C'est une numération de position, les dix chiffres arabes : 0 1 2 3 4 5 6 7 8 9 servant à compter unités, dizaines, centaines ... de la droite vers la gauche. Contrairement à la numération romaine, les chiffres arabes n'ont pas les mêmes valeurs selon leur position dans le nombre : ainsi, dans 111, le premier 1 signifie 100, le deuxième signifie 10 et le troisième 1. Alors que dans VIII (huit en chiffres romains), les trois I signifient tous Un.

[] Choix de la base

C'est un choix naturel dicté par le nombre des doigts des deux mains, ce format est largement utilisé dans la vie courante. La persistance d'autres systèmes dans l'énonciation (onze et non pas dix-et-un, quatre-vingts plutôt que huitante ou octante) ajoute à la difficulté d'apprentissage des nombres.

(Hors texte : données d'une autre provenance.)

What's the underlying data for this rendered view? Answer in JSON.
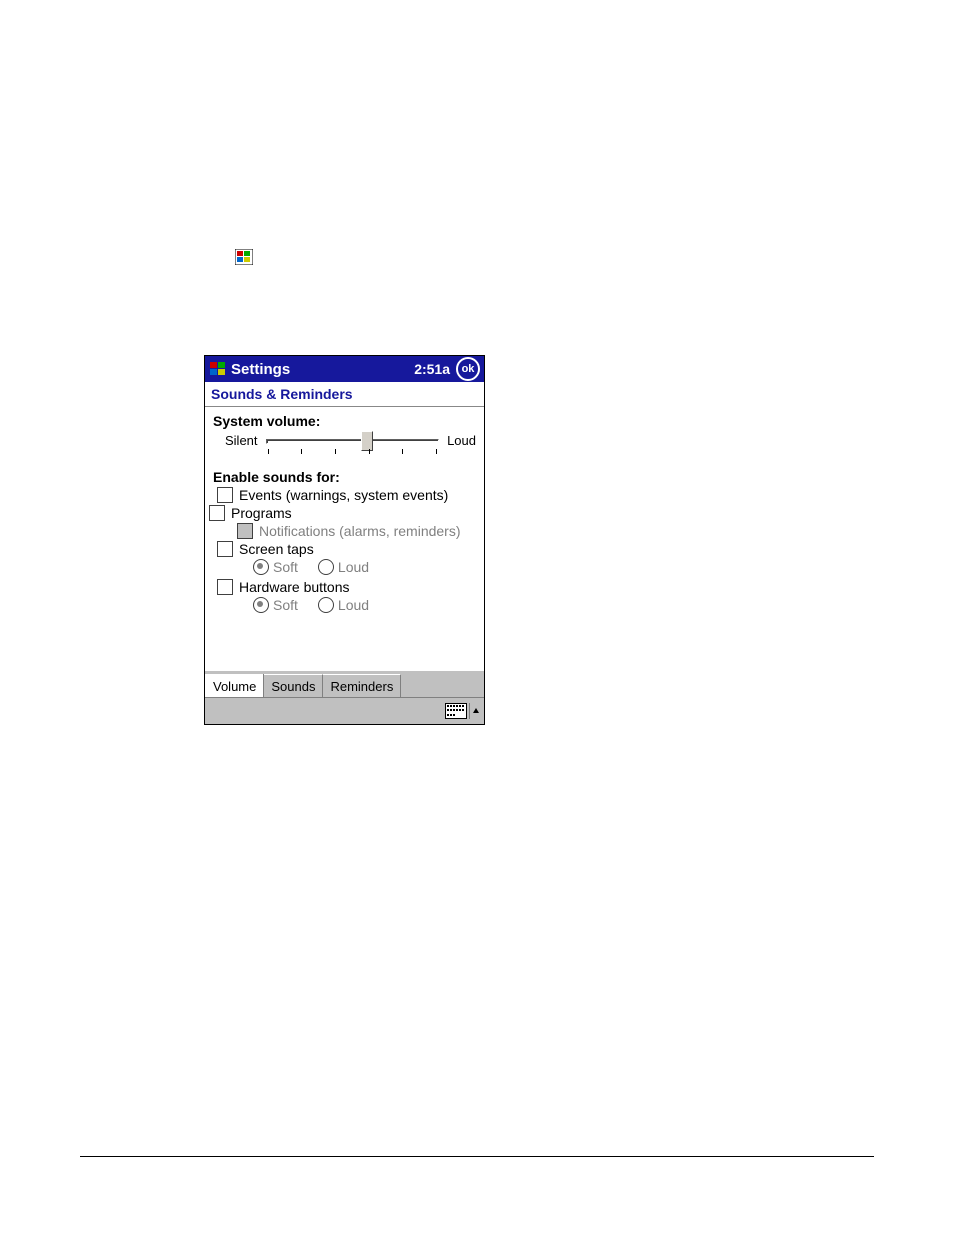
{
  "titlebar": {
    "title": "Settings",
    "clock": "2:51a",
    "ok_label": "ok"
  },
  "subheader": "Sounds & Reminders",
  "volume": {
    "heading": "System volume:",
    "min_label": "Silent",
    "max_label": "Loud"
  },
  "enable_heading": "Enable sounds for:",
  "options": {
    "events": "Events (warnings, system events)",
    "programs": "Programs",
    "notifications": "Notifications (alarms, reminders)",
    "screen_taps": "Screen taps",
    "hardware_buttons": "Hardware buttons",
    "soft": "Soft",
    "loud": "Loud"
  },
  "tabs": {
    "volume": "Volume",
    "sounds": "Sounds",
    "reminders": "Reminders"
  }
}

Ce système est propre à l'écriture des nombres, mais dans la pratique orale, un autre système, plus complexe, est utilisé : il s'agit d'un système dont la base est le nombre 1000 et ses puissances. Les grands nombres sont donc souvent séparés à l'écriture par groupe de trois chiffres (et quatre dans l'adaptation japonaise de ce système), de manière à faciliter leur lecture : 12 345 678, 12.345.678 ou 12,345,678, mais la signification du point et de la virgule diffère selon les pays, entraînant des risques de contresens. Les deux dernières notations sont d'ailleurs considérées comme incorrectes en France.

[] Histoire du système décimal

La mise au point du système positionnel de base 10, vers l'an 500 en Inde, est une des découvertes majeures de l'histoire des mathématiques.

Les chiffres indiens (1 à 9 & 0) ? que l'on appelle chiffres arabes depuis le Moyen Âge, car c'est par l'intermédiaire des Arabes (Al-Khuwarizmi, qui a donné le mot algorithme) que les Européens ont pris connaissance de leur existence, mais que les Arabes eux-mêmes appellent « chiffres hindi » ? sont aujourd'hui utilisés dans toutes les mathématiques modernes.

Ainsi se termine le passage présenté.